Tre volontari del servizio civile al Comune di Mola da aprile
Sono tre ragazze i volontari che hanno superato la selezione nell’ambito del progetto di Servizio Civile Nazionale denominato “La Città Verde”: Maria Caragiulo, Pamela Catucci e Rosa Russo. Il progetto è stato finanziato con fondi nazionali. Le tre ragazze, tra i 20 e i 28 anni, per 12 mesi percepiranno dall’Ufficio Nazionale Servizio Civile un compenso netto mensile di poco superiore a 400 euro e nel contempo faranno un’esperienza davvero speciale, di concretizzazione di quella cittadinanza attiva che costituisce l’obiettivo di ogni comunità. Un risultato così eclatante, che regala al Comune di Mola tre giovani che saranno impegnati nella cura del verde e del decoro urbano a partire dall’1 aprile 2010.
Per i tre giovani è una grande opportunità.
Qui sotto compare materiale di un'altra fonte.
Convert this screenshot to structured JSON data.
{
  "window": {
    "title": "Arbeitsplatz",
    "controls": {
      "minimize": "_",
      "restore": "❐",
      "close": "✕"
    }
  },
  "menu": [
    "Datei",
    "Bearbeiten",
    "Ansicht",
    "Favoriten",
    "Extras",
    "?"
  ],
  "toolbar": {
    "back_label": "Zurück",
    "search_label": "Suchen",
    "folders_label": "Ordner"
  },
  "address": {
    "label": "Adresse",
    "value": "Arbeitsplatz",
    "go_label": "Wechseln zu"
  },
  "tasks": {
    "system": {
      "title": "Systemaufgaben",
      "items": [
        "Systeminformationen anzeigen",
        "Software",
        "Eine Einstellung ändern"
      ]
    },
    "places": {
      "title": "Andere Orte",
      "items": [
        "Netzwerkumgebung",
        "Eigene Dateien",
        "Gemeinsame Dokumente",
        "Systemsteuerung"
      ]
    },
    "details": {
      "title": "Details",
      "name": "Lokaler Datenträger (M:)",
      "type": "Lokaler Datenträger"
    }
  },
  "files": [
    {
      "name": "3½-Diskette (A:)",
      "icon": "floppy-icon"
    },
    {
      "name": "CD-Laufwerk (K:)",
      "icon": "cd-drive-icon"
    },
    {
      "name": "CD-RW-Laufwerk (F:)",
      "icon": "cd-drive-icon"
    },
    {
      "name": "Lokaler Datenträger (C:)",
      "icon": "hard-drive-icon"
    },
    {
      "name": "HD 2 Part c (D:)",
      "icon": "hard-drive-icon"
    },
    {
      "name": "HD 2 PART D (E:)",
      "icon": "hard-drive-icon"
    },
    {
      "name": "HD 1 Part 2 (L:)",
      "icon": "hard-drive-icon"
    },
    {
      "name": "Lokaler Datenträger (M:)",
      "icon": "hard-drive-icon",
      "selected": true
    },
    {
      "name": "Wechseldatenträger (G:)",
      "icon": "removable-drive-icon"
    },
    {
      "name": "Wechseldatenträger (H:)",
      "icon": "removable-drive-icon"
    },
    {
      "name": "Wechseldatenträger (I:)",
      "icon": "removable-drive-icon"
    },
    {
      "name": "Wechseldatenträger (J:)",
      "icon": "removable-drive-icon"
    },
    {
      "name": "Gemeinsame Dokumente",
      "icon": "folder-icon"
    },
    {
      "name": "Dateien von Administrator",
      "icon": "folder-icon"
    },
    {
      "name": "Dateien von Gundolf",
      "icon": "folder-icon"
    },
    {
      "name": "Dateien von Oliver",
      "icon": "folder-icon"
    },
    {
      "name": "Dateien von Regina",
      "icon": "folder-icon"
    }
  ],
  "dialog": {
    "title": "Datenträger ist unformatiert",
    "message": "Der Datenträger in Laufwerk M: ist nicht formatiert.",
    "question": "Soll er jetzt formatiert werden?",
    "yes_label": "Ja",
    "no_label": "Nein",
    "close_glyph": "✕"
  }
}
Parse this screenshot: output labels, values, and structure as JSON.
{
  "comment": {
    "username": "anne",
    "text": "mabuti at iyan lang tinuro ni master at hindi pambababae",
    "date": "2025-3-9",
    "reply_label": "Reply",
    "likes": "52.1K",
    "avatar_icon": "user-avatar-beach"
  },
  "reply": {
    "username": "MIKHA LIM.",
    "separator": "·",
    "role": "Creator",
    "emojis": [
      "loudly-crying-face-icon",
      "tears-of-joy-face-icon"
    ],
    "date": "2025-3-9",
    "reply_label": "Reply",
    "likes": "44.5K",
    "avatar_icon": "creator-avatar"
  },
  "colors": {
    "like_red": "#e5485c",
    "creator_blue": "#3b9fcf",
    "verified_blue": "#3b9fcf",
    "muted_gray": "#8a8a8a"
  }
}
Faranno un’esperienza altamente professionalizzante, riconosciuta a livello nazionale in tutti i concorsi come un anno di servizio presso la Pubblica Amministrazione, utile nella compilazione del curriculum personale e a fini pensionistici. Ma sarà soprattutto un anno dedicato agli altri, per un’esperienza umana unica e insostituibile al servizio della collettività. La finalità del progetto è quella di di sostenere le campagne di promozione, comunicazione ed educazione ambientale del Comune al fine di migliorare la gestione integrata del verde.
L’Ufficio Ambiente del Comune di Mola provvederà ad inviare ai soli candidati idonei e selezionati, per la sottoscrizione, il Contratto di Servizio Civile nel quale saranno indicati: la sede di assegnazione, la data di inizio e fine servizio, le condizioni economiche previdenziali ed assicurative e gli obblighi di servizio.
La soddisfazione dell’assessore all’ambiente Pietro Santamaria: “Un altro progetto che portiamo a compimento. Tre ragazze collaboreranno a sviluppare attività di educazione ambientale. Spero che questo consenta al nostro Comune di continuare il lavoro con i più giovani, nelle scuole, nei quartieri, per testimoniare l’impegno per l’afermazione del bene comune.”